Palavrões continuam a desestruturar e tirar o equilíbrio dos conservadores,
porque todos sabemos que o que ralmente assusta a esses senhores é o fundo
sexual ao qual todo palavrão remete. O que bebemos e o que comemos será
eliminado por nós, mas os orifícios e órgãos responsáveis por esse serviço
fundamental para a dinâmica metabólica de nossa saúde não tem glamour nem
nobreza e a sexualidade ainda piora sua reputação. É grave. Está resultando numa
sociedade cheia de prisão de ventre, preconceitos e contradições aumentando o
número de receitas tarja preta. Reparou como tudo está na educação? Reparou que
um país que não tiver uma política educacional consistente e consequente para
um futuro são, não se estabelecerá sem a violência e a dificuldade de
convivência que continuamos a assistir? O certo é que também a nutrição, como
base da saúde está fora da informação escolar.

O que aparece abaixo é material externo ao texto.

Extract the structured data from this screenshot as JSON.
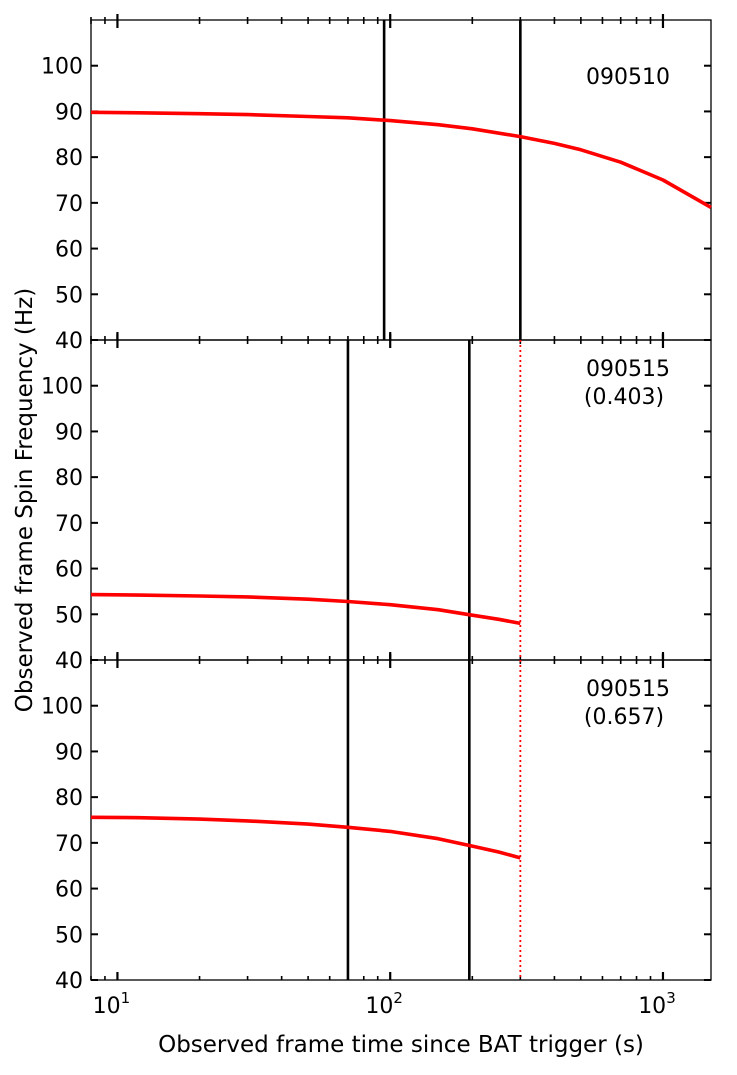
{
  "chart_data": {
    "type": "line",
    "xlabel": "Observed frame time since BAT trigger (s)",
    "ylabel": "Observed frame Spin Frequency (Hz)",
    "xscale": "log",
    "xlim": [
      8,
      1500
    ],
    "ylim": [
      40,
      110
    ],
    "x_ticks": [
      {
        "value": 10,
        "label": "10",
        "sup": "1"
      },
      {
        "value": 100,
        "label": "10",
        "sup": "2"
      },
      {
        "value": 1000,
        "label": "10",
        "sup": "3"
      }
    ],
    "y_ticks": [
      40,
      50,
      60,
      70,
      80,
      90,
      100
    ],
    "y_tick_labels": [
      "40",
      "50",
      "60",
      "70",
      "80",
      "90",
      "100"
    ],
    "colors": {
      "curve": "#ff0000",
      "vline": "#000000",
      "cutoff": "#ff0000"
    },
    "panels": [
      {
        "annotation": [
          "090510"
        ],
        "series": [
          {
            "x": [
              8,
              12,
              20,
              30,
              50,
              70,
              100,
              150,
              200,
              300,
              400,
              500,
              700,
              1000,
              1500
            ],
            "y": [
              89.8,
              89.7,
              89.5,
              89.3,
              88.9,
              88.6,
              88.0,
              87.1,
              86.2,
              84.5,
              83.0,
              81.6,
              78.9,
              75.0,
              69.0
            ]
          }
        ],
        "vlines": [
          95,
          300
        ],
        "cutoff": null
      },
      {
        "annotation": [
          "090515",
          "(0.403)"
        ],
        "series": [
          {
            "x": [
              8,
              12,
              20,
              30,
              50,
              70,
              100,
              150,
              200,
              250,
              300
            ],
            "y": [
              54.3,
              54.2,
              54.0,
              53.8,
              53.3,
              52.8,
              52.1,
              51.0,
              49.8,
              48.9,
              48.0
            ]
          }
        ],
        "vlines": [
          70,
          195
        ],
        "cutoff": 300
      },
      {
        "annotation": [
          "090515",
          "(0.657)"
        ],
        "series": [
          {
            "x": [
              8,
              12,
              20,
              30,
              50,
              70,
              100,
              150,
              200,
              250,
              300
            ],
            "y": [
              75.6,
              75.5,
              75.2,
              74.8,
              74.1,
              73.4,
              72.5,
              70.9,
              69.3,
              68.0,
              66.7
            ]
          }
        ],
        "vlines": [
          70,
          195
        ],
        "cutoff": 300
      }
    ]
  }
}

Felizmente, visionários, competentes profissionais
de cada área, sonhadores e artistas de plantão, furam o esquema e mudam o rumo
dessa prosa. Esses dias mesmo assistindo a novela “Aquele Beijo”, do Miguel
Falabela, mais meus olhos se revelaram atentíssimos à aquela obra em cartaz num
horário em que muitos jovens estão com os olhos colados na TV. A personagem
Cláudia, vivida pela atriz Geovana Antonelli, em mais uma excelente atuação,
diz com a naturalidade e displicência coloquial que o texto pedia:” pera aí que
eu vou fazer xixi”. Foi a primeira vez que vi. Em anos de novela jamais vi essa
cena. Talvez seja pioneira mesmo na dramaturgia da televisão brasileira,
diga-se de passagem, a mais avançada do mundo. Aliás, é raro alguém ir ao
banheiro nessas tramas. Raro também é ver alguém lendo um livro, é merchandising
de livro dentro da história, uma coisa de tão fácil inserção! É raro uma
biblioteca compondo o ambiente, a não ser como fundo de escuros escritórios.
Umas bibliotecas mortas. Aliás, poucas vezes livro é assunto. É Miguel
Falabella quem de novo nos socorre. Além de suas poéticas narrativas, vi no
mesmo capítulo um personagem adolescente que cita alguma coisa muito bonita,
comparando o amor com um rio que sempre volta ao seu leito original, cujo curso
ninguém é capaz de impedir ou mudar. Perguntado pelo pai onde aprendera tais
bonitos e profundos pensamentos o jovem respondeu com um singelo sorriso: “onde
meu pai? ora, onde seria? nos livros, nos livros!”Alô, alô televisão, escola,
família, é a vida a matéria da educação. Melhorar o mundo é a sua razão.